I agree that “what works for each individual” is the only way meals such as pasta can be discussed. After much trial and error, my current procedure is to pre-bolus about 20 min before pasta (with meat sauce) meals but decrease my I:C ratio for that pre bolus, basically “saving” some insulin for a post meal correction bolus that I will take as soon as my BG starts looking like it will rise higher than desired. This reduces the low immediately after dinner. The correction is usually at around 2 hours after meal but final decision is based on the CGM trend and gut feel. The correction dose usually is 1 or 2 units more than I had “saved” from the pre-bolus.

Hope that makes sense…it works for me more than 50% of the time so I am sticking with it until it doesn’t work.

My phrase “convert to glucose” in post 2 may have been in error. The actual phrase used in the U of Wash. carb counting paper was “effect on blood glucose.” The chart shows 10% in 8 hours.

reference: https://healthonline.washington.edu/document/health_online/pdf/CarbCountingClassALL3_05.pdf

No, you didn’t. But an earlier post (see above) did, and that was what I was referring to. Sorry for the confusion.

“Even a small percent of fat will convert to glucose, often taking 8 or more hours!”

Since we are being meticulous about terminology . . . . no. Fat may increase insulin resistance and, in so doing, reduce insulin’s glucose-lowering effectiveness, but that is not the same thing. Fat doesn’t raise BG. Glucose does.

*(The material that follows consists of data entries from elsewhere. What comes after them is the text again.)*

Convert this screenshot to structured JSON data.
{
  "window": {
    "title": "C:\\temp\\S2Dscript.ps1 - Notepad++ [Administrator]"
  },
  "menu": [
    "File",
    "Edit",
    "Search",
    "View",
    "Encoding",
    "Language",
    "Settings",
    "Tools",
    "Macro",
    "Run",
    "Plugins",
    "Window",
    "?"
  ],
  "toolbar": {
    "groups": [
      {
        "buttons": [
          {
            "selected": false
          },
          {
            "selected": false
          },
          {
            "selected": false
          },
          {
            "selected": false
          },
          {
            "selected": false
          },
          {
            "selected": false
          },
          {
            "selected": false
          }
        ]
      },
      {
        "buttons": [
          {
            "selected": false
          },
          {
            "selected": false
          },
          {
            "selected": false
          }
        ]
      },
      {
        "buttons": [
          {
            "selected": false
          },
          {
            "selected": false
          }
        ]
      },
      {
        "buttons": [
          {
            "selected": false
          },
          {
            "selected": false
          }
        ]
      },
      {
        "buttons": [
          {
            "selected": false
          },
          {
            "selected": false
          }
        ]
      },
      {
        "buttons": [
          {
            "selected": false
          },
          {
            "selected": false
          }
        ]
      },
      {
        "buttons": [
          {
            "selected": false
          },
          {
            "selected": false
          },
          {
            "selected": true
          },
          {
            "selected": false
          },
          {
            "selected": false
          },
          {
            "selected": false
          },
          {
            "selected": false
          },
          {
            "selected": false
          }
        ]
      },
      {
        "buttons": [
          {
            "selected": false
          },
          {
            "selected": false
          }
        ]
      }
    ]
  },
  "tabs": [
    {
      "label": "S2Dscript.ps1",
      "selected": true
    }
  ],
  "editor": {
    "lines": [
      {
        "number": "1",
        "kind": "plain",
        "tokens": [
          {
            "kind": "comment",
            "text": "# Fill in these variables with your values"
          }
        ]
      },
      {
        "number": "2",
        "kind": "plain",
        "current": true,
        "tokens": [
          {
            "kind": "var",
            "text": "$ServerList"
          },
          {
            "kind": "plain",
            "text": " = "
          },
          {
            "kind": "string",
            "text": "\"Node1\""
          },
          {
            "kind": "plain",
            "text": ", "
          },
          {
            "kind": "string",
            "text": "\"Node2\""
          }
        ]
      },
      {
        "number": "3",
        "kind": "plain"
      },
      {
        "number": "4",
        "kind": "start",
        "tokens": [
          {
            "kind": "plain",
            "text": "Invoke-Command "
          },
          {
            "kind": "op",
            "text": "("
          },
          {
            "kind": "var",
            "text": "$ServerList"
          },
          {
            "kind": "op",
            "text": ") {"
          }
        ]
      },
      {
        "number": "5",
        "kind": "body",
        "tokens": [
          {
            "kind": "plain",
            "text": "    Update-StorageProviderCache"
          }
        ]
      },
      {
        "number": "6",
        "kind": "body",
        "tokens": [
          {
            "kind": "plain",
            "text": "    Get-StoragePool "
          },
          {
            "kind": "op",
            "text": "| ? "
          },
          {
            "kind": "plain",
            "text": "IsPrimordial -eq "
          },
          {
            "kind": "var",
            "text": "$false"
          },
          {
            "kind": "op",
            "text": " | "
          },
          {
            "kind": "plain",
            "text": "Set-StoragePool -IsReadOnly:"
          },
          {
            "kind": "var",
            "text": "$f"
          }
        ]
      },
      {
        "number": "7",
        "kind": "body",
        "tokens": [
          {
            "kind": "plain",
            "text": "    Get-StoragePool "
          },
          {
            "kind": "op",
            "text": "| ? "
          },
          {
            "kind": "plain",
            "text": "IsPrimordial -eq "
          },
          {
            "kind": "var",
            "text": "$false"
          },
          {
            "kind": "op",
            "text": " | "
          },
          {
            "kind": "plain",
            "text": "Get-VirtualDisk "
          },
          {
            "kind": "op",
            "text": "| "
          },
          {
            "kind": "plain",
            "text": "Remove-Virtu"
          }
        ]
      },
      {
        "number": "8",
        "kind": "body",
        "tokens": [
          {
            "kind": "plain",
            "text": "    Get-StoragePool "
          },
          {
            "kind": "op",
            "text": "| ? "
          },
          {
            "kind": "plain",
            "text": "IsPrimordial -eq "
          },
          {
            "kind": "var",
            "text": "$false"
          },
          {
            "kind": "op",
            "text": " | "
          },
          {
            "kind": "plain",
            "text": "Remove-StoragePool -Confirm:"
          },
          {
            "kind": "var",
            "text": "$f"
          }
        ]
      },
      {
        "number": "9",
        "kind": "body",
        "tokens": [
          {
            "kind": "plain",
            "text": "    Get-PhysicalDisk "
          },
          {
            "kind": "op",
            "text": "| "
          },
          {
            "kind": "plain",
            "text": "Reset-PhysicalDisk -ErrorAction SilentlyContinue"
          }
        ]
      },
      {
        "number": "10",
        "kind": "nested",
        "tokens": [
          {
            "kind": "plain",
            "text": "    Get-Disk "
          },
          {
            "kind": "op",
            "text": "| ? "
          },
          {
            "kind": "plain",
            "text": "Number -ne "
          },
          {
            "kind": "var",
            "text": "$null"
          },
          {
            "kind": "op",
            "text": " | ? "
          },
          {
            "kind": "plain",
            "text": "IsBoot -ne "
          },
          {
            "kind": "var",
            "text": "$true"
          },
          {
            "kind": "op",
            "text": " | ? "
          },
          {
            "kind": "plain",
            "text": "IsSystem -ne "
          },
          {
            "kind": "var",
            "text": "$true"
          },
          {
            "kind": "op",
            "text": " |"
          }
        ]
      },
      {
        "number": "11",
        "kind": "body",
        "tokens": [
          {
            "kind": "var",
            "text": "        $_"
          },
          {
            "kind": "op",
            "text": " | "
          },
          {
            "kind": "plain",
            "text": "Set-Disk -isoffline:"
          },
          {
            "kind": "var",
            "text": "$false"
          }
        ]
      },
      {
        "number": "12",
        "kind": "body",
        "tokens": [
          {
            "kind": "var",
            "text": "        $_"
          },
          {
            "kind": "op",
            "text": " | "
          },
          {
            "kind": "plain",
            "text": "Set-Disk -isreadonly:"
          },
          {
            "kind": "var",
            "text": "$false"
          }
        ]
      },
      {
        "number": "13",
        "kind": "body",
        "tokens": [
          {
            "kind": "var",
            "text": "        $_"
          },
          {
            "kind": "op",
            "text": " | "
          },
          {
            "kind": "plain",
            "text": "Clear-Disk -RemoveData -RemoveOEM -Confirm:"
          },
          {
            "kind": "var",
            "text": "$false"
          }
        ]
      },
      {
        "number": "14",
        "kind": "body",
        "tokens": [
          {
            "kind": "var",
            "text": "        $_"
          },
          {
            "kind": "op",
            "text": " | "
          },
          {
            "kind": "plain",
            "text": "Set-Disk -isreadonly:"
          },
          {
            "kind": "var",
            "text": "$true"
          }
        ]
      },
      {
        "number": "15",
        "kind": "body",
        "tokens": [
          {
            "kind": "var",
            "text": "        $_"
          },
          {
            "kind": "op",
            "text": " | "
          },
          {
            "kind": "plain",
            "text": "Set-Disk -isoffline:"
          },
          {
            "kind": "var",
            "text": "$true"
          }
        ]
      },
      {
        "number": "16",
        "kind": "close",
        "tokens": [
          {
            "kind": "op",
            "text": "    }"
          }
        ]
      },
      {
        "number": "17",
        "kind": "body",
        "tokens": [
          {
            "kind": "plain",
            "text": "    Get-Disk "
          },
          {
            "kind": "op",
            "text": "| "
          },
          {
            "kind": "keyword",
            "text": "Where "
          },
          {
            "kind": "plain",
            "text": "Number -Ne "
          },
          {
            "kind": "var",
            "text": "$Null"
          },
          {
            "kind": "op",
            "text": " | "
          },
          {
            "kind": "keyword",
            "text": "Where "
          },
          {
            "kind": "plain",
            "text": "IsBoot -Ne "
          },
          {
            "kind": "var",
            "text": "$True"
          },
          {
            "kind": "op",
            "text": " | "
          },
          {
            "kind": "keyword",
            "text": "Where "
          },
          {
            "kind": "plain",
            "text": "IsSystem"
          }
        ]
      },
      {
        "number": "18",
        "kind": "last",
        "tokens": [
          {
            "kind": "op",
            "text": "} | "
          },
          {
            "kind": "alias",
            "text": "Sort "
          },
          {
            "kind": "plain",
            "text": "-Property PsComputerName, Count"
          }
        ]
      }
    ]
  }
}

yes, I meant the end result of the insulin resistance will be a higher blood sugar. Sorry for the confusion too.

From what I’ve read, the combo of high-fat, high-carb is a good way to increase your weight. Is that something you want?

LOL. My goal in life is definitely not to put on a lot of extra weight. But the main thread was asking how to bolus for foods with varying amounts of fat/carbs/protein, which then went into a debate about whether you need to bolus for fat at all. And the combination of high fat and high carb is definitely a common one in the American diet, as evidenced by the fact that 13 percent of Americans eat pizza on any given day. So I figure people should have some idea that it’s going to take more insulin than just fat or jut carbs or what have you.